Generally in physiotherapy we pride ourselves on being an evidence-based profession. One that strives to constantly prove, through high quality clinical research, that what we do works. Despite the claims being thrown around and some very convincing testimonials from satisfied patients if you go back and sift through the research around vaginal rejuvenation therapies there are currently no high quality randomised controlled clinical trials to prove that these vaginal dovalackies actually work. However, there are some currently being conducted. So let’s watch that space with baited breath in case the magic pill works shall we!

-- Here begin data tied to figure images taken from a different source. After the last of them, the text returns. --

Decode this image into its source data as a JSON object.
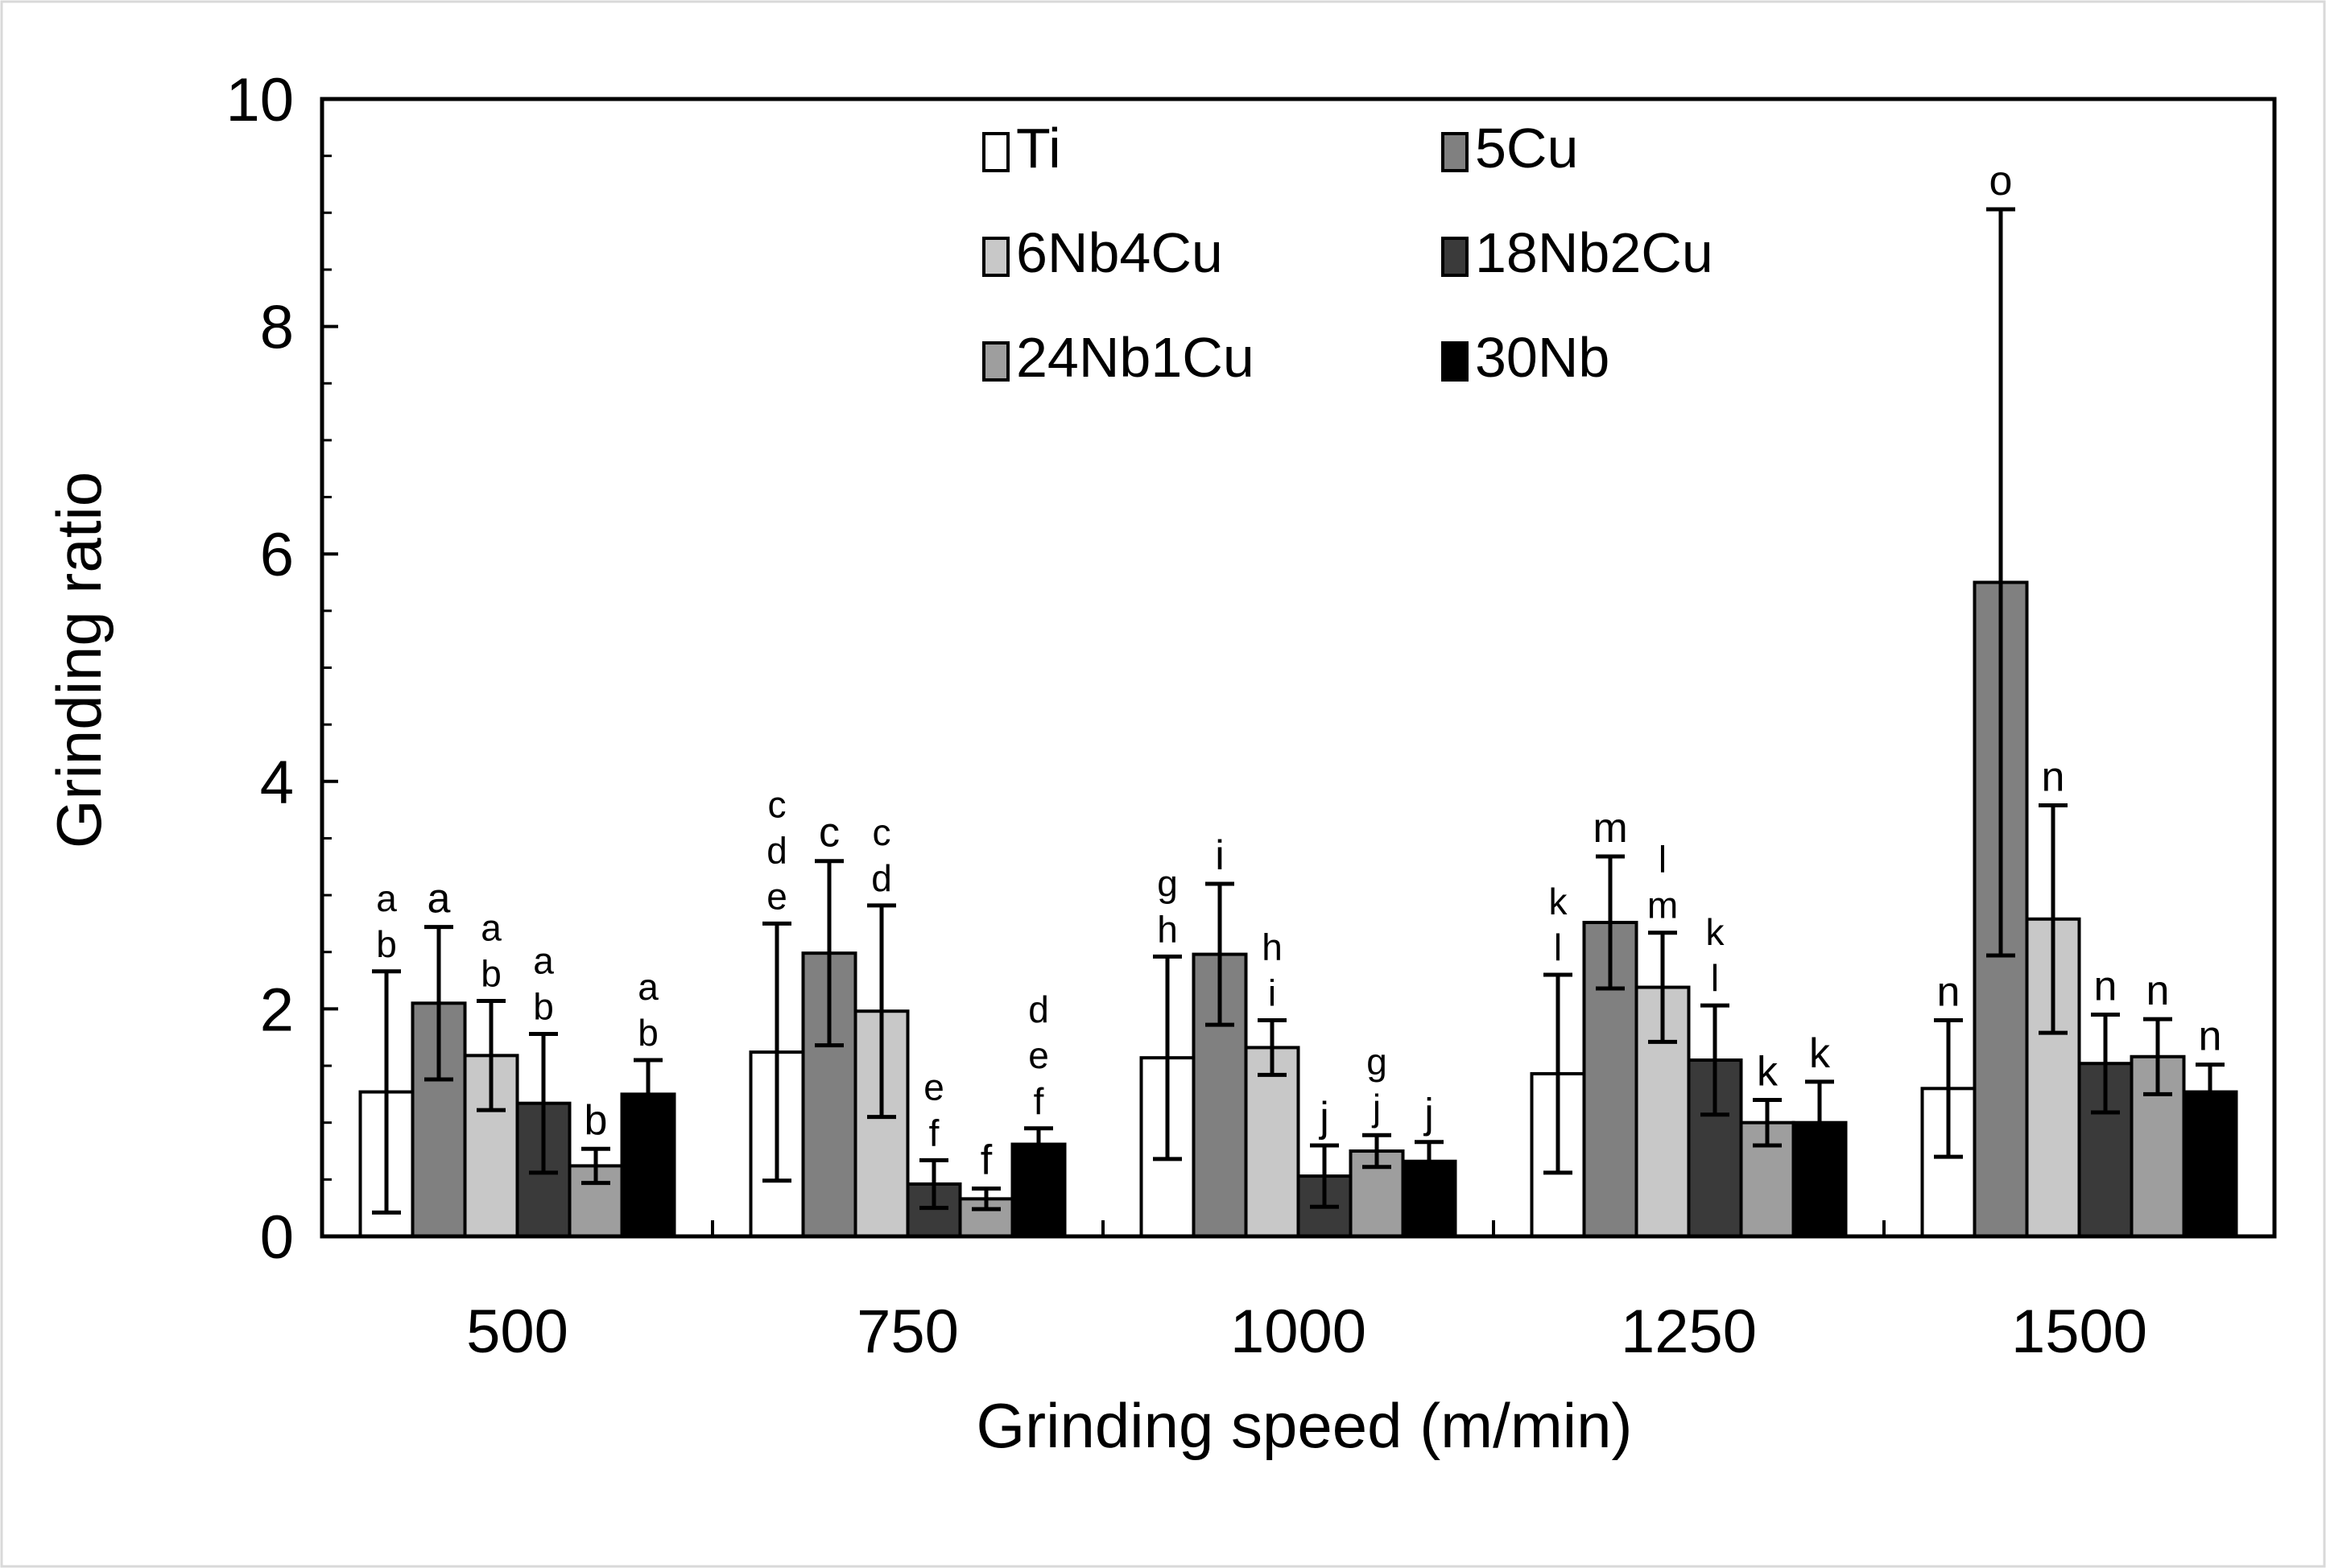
{
  "chart_data": {
    "type": "bar",
    "title": "",
    "xlabel": "Grinding speed (m/min)",
    "ylabel": "Grinding ratio",
    "ylim": [
      0,
      10
    ],
    "yticks": [
      0,
      2,
      4,
      6,
      8,
      10
    ],
    "grid": false,
    "legend_position": "top-center",
    "categories": [
      "500",
      "750",
      "1000",
      "1250",
      "1500"
    ],
    "series": [
      {
        "name": "Ti",
        "color": "#ffffff",
        "values": [
          1.27,
          1.62,
          1.57,
          1.43,
          1.3
        ],
        "errors": [
          1.06,
          1.13,
          0.89,
          0.87,
          0.6
        ],
        "letters": [
          "a\nb",
          "c\nd\ne",
          "g\nh",
          "k\nl",
          "n"
        ]
      },
      {
        "name": "5Cu",
        "color": "#808080",
        "values": [
          2.05,
          2.49,
          2.48,
          2.76,
          5.75
        ],
        "errors": [
          0.67,
          0.81,
          0.62,
          0.58,
          3.28
        ],
        "letters": [
          "a",
          "c",
          "i",
          "m",
          "o"
        ]
      },
      {
        "name": "6Nb4Cu",
        "color": "#c8c8c8",
        "values": [
          1.59,
          1.98,
          1.66,
          2.19,
          2.79
        ],
        "errors": [
          0.48,
          0.93,
          0.24,
          0.48,
          1.0
        ],
        "letters": [
          "a\nb",
          "c\nd",
          "h\ni",
          "l\nm",
          "n"
        ]
      },
      {
        "name": "18Nb2Cu",
        "color": "#3a3a3a",
        "values": [
          1.17,
          0.46,
          0.53,
          1.55,
          1.52
        ],
        "errors": [
          0.61,
          0.21,
          0.27,
          0.48,
          0.43
        ],
        "letters": [
          "a\nb",
          "e\nf",
          "j",
          "k\nl",
          "n"
        ]
      },
      {
        "name": "24Nb1Cu",
        "color": "#9e9e9e",
        "values": [
          0.62,
          0.33,
          0.75,
          1.0,
          1.58
        ],
        "errors": [
          0.15,
          0.09,
          0.14,
          0.2,
          0.33
        ],
        "letters": [
          "b",
          "f",
          "g\nj",
          "k",
          "n"
        ]
      },
      {
        "name": "30Nb",
        "color": "#000000",
        "values": [
          1.25,
          0.81,
          0.66,
          1.0,
          1.27
        ],
        "errors": [
          0.3,
          0.14,
          0.17,
          0.36,
          0.24
        ],
        "letters": [
          "a\nb",
          "d\ne\nf",
          "j",
          "k",
          "n"
        ]
      }
    ]
  }
}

I will hold off on making a final decision for after I’ve either seen enough patients who come back cured or until I’ve read some good quality research stating unequivocably that it works. On the other hand there is level 1a evidence (the best you can get) recommending that pelvic floor muscle training be offered, as first line therapy, to all women with stress, urge or mixed urinary incontinence (Abrams et al ICI 2009, 2013). There was a good study by Braekken et al in 2010 which demonstrates that pelvic floor muscle training can both reverse pelvic organ prolapse and most importantly reduce prolapse symptoms. Also, a number of studies have been conducted which show that female sexual function improves with regular pelvic floor exercise (Zahariou et al, 2008). So let’s not throw the baby out with the bath water and give up on your trusted pelvic health physiotherapist just yet.
All vaginal rejuvenators do not come in the same shape and size- broadly there is vaginal laser and vaginal thermal rejuvenation. At a recent in-service at our monthly women’s health journal club by the very knowledgeable and experienced women’s health physiotherapist Rachael Boniface of Nurture Family Allied Health Centre (where I am lucky enough work) I learnt the difference.
Vaginal laser is a mildly ablative type therapy which can be a little painful. It comes under the brand name Mona Lisa Touch and at least three treatments are recommended to cure you of vaginal laxity, vulvovaginal atrophy, stress incontinence, overactive bladder, etc. The other kind which sounds more appealing is the radiofrequency based energy devices going by the brand name Thermiva which claims to increase blood flow through to the vaginal tissues with only a light feeling of warmth. The thermiva is cheaper and I prefer the idea of using warmth and radiowaves to increase blood flow than having my vaginal tissues ablated (ouch).
I’ll keep my mind open about whether these therapies might be useful in our patients but as per physiotherapy protocols I will wait until there is some good quality evidence before I start suggesting that women should be accessing these therapies.